Abstract
Large Language Models (LLMs) excel at software development, but can they troubleshoot post-deployment failures? This talk explores the limitations of how we evaluate LLMs for Root Cause Analysis (RCA) in software systems.
Our study reveals that existing RCA benchmarks are too simple, allowing basic rule-based methods to outperform state-of-the-art models. To address this, we introduce OpenRCA, a benchmark dataset and evaluation framework for assessing LLMs' RCA ability, showing substantial room for model improvement. In addition, by implementing step-wise causal process supervision, we reveal that even top LLMs often guess the correct root cause following entirely flawed reasoning paths.
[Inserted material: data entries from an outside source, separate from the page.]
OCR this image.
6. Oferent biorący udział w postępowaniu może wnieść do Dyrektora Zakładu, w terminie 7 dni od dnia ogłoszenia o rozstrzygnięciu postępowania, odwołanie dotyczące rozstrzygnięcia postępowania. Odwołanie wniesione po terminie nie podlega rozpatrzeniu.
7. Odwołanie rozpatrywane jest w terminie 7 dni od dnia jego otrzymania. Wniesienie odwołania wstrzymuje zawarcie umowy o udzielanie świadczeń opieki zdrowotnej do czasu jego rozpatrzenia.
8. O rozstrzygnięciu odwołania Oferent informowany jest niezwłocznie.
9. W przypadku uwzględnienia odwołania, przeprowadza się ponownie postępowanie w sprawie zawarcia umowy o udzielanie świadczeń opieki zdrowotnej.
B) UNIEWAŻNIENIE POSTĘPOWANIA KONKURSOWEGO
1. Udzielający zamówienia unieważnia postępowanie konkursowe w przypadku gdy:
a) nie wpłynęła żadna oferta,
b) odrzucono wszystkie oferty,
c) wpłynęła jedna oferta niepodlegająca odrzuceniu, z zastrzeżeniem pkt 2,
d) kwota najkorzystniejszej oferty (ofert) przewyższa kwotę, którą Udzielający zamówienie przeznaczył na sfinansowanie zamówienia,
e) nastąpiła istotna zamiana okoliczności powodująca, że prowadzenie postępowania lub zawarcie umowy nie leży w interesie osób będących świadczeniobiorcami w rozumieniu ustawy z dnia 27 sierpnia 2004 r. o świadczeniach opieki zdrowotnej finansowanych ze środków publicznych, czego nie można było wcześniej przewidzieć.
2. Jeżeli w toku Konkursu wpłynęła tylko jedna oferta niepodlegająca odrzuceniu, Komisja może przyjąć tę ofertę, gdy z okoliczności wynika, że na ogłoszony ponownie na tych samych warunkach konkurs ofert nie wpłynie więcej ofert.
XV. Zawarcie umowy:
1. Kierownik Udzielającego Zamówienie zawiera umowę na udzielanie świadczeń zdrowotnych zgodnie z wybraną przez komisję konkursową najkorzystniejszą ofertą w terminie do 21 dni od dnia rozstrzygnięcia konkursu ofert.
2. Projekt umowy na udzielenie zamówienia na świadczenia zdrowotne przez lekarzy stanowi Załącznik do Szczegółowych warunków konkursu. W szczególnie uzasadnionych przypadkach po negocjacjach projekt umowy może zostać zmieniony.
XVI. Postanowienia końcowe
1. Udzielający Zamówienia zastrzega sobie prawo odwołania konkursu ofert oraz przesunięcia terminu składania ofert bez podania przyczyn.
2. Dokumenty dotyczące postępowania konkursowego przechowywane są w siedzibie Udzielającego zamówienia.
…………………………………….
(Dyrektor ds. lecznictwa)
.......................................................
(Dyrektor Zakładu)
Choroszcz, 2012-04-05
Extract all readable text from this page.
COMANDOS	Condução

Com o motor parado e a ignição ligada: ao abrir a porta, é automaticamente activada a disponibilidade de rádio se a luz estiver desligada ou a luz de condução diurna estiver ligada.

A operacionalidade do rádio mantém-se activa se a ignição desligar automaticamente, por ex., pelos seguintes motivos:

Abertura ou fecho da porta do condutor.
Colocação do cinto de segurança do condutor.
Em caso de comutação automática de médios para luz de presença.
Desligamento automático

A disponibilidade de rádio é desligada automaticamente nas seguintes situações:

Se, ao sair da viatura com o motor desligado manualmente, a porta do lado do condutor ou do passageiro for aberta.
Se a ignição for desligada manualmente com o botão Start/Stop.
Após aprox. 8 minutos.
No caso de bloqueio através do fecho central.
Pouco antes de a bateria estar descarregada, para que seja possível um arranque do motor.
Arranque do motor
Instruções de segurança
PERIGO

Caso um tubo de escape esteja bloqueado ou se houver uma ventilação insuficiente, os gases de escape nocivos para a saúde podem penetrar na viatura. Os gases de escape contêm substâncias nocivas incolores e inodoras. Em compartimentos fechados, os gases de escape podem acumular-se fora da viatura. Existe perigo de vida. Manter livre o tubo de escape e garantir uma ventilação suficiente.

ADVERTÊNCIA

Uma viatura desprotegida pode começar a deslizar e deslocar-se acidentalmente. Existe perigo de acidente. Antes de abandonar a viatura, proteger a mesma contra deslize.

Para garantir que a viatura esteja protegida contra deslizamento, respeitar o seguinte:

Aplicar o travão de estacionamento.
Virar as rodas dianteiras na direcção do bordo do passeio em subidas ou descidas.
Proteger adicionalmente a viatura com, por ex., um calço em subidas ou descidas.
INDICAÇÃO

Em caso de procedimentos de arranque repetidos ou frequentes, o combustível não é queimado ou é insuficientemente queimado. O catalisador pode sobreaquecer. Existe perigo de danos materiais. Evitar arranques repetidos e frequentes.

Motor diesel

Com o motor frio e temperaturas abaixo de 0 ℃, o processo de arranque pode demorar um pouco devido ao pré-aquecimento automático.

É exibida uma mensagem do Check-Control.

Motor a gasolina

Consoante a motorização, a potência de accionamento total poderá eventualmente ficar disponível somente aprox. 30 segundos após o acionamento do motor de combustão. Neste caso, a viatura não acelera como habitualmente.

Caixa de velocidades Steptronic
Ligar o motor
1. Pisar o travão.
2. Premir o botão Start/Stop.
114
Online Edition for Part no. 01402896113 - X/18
Finally, we discuss the transition towards agentic software engineering, outlining future research directions such as building dynamic benchmarks and enhancing process-level reasoning via self-play.
About the speaker
Dr. Pinjia He is an Assistant Professor at The Chinese University of Hong Kong, Shenzhen. His research interests include software engineering, AI for SE, large language models, and trustworthy AI. He has published 70+ papers in top-tier conferences and journals such as ICSE, FSE, ICLR, NeurIPS, and CSUR. He received the IEEE TCSE Rising Star Award and the IEEE Open Source Software Services Award. His work has been cited over 9,000 times according to Google Scholar. The open-source projects he leads have been starred 7,000+ times on GitHub and have been downloaded 100K+ times by 450+ organizations.